Une âme s’en est allée. Une personne âgée a dit stop. Stop à sa vie. Stop à cette merde de fin de vie. Stop à cette saloperie de crise sanitaire. Stop parce que malgré ses proches, l’isolement était tel que supportable il ne l’était plus. Les clopes ne suffisaient plus. La télé ne suffisait plus. Les apéros ne suffisaient plus. Les chansons et les livres ne suffisaient plus.
Une âme s’en est allée et son corps est invisible.
Le voilà l’étrange sablier dans lequel on se retrouve propulsé.
A arpenter les rives et les ronces, l’oeil gris, le froid grinçant.
A arpenter un peu bêtement. Est-ce ici ? est-ce là ? Est-ce tout près ? Est-ce déjà loin ? Est-ce si important ? Est-ce que ça ne l’est pas ?
A répondre à ces étranges questions qui ont fait leur entrée dans l’horizon : alors ? des nouvelles ?
Oui. Non. Il n’y a pas toujours les mots pour dire ce dans quoi on est au juste entrés, nous les pas partis que nous sommes, les toujours là que nous sommes.
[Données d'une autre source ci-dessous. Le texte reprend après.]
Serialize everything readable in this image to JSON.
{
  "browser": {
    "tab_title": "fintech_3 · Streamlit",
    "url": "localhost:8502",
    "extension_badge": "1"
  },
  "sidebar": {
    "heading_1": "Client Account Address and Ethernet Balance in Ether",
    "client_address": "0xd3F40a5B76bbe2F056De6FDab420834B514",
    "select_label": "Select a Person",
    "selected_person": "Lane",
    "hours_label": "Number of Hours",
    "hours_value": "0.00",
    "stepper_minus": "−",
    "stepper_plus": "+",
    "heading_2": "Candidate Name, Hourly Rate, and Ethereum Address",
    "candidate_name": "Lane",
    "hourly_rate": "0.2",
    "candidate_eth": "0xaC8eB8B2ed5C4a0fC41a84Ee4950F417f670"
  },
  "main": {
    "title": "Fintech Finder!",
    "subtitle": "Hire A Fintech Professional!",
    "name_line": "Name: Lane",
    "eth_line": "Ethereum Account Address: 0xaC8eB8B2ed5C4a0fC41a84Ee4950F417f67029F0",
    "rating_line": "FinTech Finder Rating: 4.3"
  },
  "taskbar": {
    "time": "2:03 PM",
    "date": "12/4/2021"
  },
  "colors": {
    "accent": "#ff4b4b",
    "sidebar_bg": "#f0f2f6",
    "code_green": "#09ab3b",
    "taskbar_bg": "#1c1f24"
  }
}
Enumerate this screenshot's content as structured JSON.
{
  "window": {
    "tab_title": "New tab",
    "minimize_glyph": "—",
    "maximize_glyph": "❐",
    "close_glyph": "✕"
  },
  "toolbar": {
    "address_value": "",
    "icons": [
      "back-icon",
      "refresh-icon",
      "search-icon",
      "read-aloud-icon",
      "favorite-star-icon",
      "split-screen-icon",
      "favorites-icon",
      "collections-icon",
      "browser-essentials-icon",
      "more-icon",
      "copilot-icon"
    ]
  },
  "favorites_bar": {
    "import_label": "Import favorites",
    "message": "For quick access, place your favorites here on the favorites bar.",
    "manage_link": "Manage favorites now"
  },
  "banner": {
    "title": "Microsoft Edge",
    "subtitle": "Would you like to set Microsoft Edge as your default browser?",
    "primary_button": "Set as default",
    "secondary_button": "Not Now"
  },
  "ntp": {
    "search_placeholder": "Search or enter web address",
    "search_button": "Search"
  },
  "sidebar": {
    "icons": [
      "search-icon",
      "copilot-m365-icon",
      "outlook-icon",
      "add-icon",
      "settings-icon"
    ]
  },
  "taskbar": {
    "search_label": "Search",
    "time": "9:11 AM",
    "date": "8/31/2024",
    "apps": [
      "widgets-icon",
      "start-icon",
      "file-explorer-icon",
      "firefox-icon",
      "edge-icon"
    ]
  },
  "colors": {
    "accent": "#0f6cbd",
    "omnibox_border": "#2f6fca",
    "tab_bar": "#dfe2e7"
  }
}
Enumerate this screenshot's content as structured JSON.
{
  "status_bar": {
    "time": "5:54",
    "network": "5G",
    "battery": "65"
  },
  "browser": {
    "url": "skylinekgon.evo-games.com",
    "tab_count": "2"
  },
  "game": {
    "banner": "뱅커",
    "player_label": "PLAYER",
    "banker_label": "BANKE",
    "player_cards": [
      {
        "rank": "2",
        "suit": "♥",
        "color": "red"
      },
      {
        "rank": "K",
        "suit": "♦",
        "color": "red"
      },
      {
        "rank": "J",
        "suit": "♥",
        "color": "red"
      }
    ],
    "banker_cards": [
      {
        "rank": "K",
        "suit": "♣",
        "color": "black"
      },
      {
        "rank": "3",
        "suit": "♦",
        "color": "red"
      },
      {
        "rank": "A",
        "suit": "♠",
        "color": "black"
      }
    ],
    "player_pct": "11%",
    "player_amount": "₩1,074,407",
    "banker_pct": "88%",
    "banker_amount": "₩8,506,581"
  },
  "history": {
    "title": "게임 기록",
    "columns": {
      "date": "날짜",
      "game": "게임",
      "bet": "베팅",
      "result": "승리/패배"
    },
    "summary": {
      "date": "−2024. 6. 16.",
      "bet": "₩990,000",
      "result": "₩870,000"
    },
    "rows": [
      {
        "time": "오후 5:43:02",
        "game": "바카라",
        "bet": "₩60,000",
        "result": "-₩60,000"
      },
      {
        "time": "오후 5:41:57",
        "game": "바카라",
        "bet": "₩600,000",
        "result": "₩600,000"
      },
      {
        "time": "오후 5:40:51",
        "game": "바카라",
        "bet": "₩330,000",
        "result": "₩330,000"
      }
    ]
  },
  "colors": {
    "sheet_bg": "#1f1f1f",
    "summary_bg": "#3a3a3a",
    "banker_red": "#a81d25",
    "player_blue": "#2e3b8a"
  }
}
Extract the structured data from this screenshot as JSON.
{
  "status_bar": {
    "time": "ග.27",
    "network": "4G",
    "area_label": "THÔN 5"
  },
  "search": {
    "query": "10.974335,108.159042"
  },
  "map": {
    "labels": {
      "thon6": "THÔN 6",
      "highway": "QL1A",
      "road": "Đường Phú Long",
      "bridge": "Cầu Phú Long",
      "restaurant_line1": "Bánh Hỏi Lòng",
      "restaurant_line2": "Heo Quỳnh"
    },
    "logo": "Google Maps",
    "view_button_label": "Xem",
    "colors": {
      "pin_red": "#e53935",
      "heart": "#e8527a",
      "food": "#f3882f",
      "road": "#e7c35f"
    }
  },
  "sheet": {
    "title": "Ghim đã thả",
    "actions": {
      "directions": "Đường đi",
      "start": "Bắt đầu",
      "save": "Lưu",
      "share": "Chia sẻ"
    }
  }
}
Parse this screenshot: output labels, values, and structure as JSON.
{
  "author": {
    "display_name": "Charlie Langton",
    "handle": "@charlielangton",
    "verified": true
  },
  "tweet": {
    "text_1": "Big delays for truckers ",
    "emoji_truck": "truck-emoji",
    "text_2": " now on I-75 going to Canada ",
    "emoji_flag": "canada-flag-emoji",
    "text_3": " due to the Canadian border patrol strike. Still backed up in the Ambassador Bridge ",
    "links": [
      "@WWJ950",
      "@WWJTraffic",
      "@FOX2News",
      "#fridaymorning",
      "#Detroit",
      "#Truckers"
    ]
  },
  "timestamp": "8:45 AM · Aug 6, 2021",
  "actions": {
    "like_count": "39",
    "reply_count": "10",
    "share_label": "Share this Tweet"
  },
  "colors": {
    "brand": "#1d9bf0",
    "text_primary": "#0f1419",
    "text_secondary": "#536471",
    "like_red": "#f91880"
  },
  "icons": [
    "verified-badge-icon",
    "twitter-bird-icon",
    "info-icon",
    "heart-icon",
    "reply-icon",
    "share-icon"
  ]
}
C’est un temps suspendu, du deuil et du pas deuil qui s’installe chaque matin, un temps du souvenir et du futur suspendu, pendant que la vie continue.
Alors se dire que c’est mieux comme cela.
Alors regarder l’enfant qui vient de naître, ses soixante centimètres, et tout miser sur les 21 grammes. L’âme s’en est allée. L’inventaire sera vaste. Très vaste. Il reste tant à découvrir, à partager, tant à se réunir et à témoigner. Tant à rire et à pleurer.
Un compte à rebours a commencé. Un autre. Le nôtre.